WASHINGTON, 2 November 2007 — This is not a good week for the State Department.
Their star players are jumping ship and their diplomats are refusing to go to Iraq.
Karen Hughes, longtime adviser to President Bush, announced her resignation as undersecretary of state Wednesday, after two years of trying to overhaul the US approach to public diplomacy. She is best known for her attempt to sway the hearts and minds of the Muslim world, of which officials say, she had little success.
Hughes, 50, is one of the last of Bush’s Texas inner circle to leave the administration. She was a key White House aide early in Bush’s presidency. She returned in mid-2005, she has worked to sell the idea that the US could “win the hearts and minds” of the Muslim world.
Hughes told reporters Wednesday that was leaving to return to Texas, to rejoin her family, but said she would remain a consultant to the State Department.
Public opinion polls show that the image of the United States has declined dramatically in the Muslim world, and elsewhere overseas. These numbers did not improve during Hughes’ time at State Department, and in many cases, have worsened.
A recent global survey by the Pew Research Center concluded that the American image “remains abysmal in most Muslims countries in the Middle East and Asia.”
Many say Hughes started off on the wrong foot. The Arab and Western media ridiculed her for statements she made during her maiden voyage to the Middle East in September 2005, which some experts said lacked a depth. In recollecting her maiden trip, The Washington Post yesterday quoted Arab News, which wrote in 2005: “[Hughes] was painfully clueless.”
Hughes told reporters Wednesday that she felt she had accomplished what she had set out to do. She said she had increased financing for public diplomacy, to $845 million in fiscal 2008 from $616 million in fiscal 2004, and that she had reversed a decline in the number of visas given to foreigners to study in the US.
Diplomats Oppose Forced Iraq Postings
Also on Wednesday, State Department diplomats criticized new rules that will force some to work in Iraq against their will or risk dismissal.

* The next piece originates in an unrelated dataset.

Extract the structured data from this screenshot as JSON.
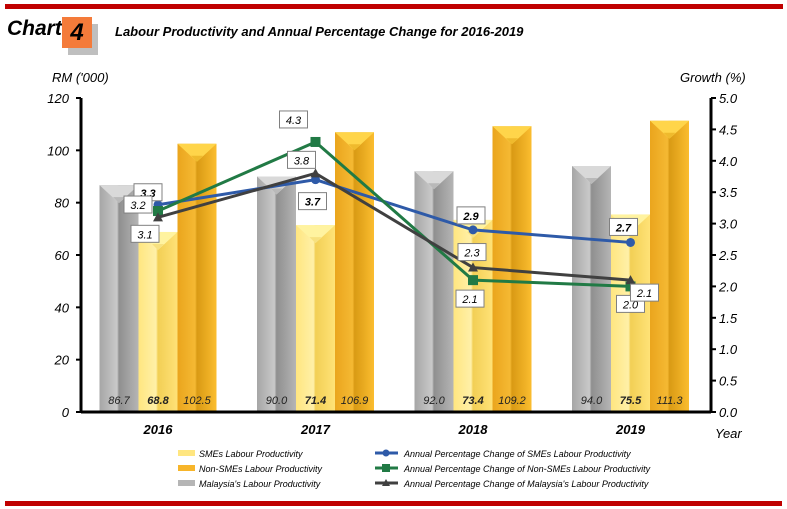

In a contentious hour-long meeting, they peppered officials with often hostile comments about the move announced last week that will require some diplomats — under threat of dismissal — to serve at the embassy in Baghdad and in reconstruction teams in outlying provinces.
Many expressed serious concern about the ethics of sending diplomats against their will to work in a war zone — where the embassy staff is largely confined to Baghdad’s protected Green Zone — as the department reviews use of private security guards to protect its staff.